Sideridis Georgios, Jaffari Fathima
Boston Children's Hospital and Harvard Medical School, Boston, MA, United States.
Department of Research, National and Kapodistrian University of Athens, Athens, Greece.
Front Psychol. 2023 Aug 22;14:1210958. doi: 10.3389/fpsyg.2023.1210958. eCollection 2023.
The purpose of the present study was to evaluate the reliability and validity of the General Aptitude Test (GAT), a national instrument for the measurement of aptitude/achievement in the Kingdom of Saudi Arabia as a function of daytime testing. Participants were 722 students who took on the GAT across morning and evening administrations in a within-person pre-post design. Participants were matched for gender, parental education, and test center characteristics (i.e., size). The GAT was tested for its psychometric properties and its measurement invariance across time of day. Results pointed to a significant misfit using an exact invariance protocol. Specifically, there was a large number of non-invariant items pointing to Differential Item Functioning (DIF). Second, internal consistency reliabilities were consistently lower during morning testing compared to evening testing as evidenced using both statistical and visual means. Concerns about dimensionality were also raised for the morning compared to the evening administration. Last, comparison of performance levels indicated that morning testing was associated with significant decrements in performance across all domains compared to performance levels during evening testing. The results have implications for the validity of measurement and public testing policy if test validity during morning administration is compromised.

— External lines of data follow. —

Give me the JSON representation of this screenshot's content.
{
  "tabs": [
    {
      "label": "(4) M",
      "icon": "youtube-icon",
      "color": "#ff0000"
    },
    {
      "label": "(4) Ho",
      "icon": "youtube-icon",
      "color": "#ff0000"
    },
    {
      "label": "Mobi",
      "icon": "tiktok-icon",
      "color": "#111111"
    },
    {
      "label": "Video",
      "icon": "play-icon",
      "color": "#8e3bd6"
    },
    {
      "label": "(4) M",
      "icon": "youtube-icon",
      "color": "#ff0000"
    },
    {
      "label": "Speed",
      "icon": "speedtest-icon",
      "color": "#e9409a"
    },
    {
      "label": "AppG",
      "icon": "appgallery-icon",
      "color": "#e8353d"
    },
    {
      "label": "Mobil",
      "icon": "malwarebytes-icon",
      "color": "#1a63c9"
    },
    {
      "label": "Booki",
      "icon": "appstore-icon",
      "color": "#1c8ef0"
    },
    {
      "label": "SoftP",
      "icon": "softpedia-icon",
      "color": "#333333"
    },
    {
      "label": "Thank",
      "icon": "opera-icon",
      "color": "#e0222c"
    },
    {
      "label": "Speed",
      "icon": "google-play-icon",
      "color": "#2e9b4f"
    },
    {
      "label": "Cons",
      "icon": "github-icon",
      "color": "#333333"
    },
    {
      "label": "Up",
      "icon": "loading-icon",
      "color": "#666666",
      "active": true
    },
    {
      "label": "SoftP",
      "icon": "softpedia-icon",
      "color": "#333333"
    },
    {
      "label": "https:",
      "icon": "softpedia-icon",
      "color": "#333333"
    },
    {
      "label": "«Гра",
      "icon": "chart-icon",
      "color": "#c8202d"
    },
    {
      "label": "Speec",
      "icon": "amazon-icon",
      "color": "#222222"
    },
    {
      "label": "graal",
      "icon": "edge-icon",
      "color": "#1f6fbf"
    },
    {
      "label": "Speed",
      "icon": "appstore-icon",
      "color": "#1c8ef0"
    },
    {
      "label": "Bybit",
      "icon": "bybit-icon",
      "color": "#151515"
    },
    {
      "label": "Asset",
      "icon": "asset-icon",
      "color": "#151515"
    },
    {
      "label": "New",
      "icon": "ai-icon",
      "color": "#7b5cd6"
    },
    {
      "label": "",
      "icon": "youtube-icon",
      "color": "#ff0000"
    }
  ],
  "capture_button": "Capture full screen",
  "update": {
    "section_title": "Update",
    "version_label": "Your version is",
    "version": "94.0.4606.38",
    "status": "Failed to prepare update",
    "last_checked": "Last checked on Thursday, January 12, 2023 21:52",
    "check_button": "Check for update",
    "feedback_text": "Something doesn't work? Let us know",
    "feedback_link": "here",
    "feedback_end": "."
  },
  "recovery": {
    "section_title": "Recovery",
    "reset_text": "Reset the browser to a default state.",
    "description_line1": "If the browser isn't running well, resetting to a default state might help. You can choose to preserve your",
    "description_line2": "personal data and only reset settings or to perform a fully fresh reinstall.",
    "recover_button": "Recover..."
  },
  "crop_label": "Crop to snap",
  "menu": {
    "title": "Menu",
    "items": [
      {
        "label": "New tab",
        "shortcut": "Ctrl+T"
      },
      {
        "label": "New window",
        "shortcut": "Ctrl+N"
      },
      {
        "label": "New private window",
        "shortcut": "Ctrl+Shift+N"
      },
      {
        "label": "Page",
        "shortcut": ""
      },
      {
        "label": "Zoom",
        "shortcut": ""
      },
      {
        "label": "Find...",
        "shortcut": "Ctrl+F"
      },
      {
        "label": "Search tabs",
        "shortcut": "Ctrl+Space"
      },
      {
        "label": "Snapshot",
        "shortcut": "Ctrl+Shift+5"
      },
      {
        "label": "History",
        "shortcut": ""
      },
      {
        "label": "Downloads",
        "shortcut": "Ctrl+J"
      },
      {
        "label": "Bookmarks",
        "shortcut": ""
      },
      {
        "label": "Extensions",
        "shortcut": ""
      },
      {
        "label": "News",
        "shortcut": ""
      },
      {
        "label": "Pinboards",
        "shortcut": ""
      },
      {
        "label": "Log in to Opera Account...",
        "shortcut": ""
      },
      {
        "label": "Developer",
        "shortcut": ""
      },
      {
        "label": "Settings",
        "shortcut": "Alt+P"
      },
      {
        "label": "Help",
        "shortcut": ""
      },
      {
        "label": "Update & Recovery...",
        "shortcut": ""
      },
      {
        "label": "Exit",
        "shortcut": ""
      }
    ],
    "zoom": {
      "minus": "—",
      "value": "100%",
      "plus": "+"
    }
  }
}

本研究的目的是评估通用能力倾向测试(GAT)的信度和效度。GAT是沙特阿拉伯王国用于测量能力倾向/成绩的一项全国性工具,本研究将其作为日间测试的一项功能进行评估。参与者为722名学生,他们在被试内前后测设计中,于上午和晚上参加了GAT测试。参与者在性别、父母教育程度和测试中心特征(即规模)方面进行了匹配。对GAT的心理测量特性及其在一天中不同时间的测量不变性进行了测试。结果表明,使用精确不变性协议时存在显著不匹配。具体而言,有大量非不变项目表明存在项目功能差异(DIF)。其次,与晚上测试相比,上午测试期间的内部一致性信度始终较低,这在统计和直观方法中均得到了证明。与晚上施测相比,上午施测的维度问题也受到了关注。最后,成绩水平比较表明,与晚上测试期间的成绩水平相比,上午测试与所有领域的成绩显著下降有关。如果上午施测期间的测试效度受到损害,这些结果对测量效度和公共测试政策具有启示意义。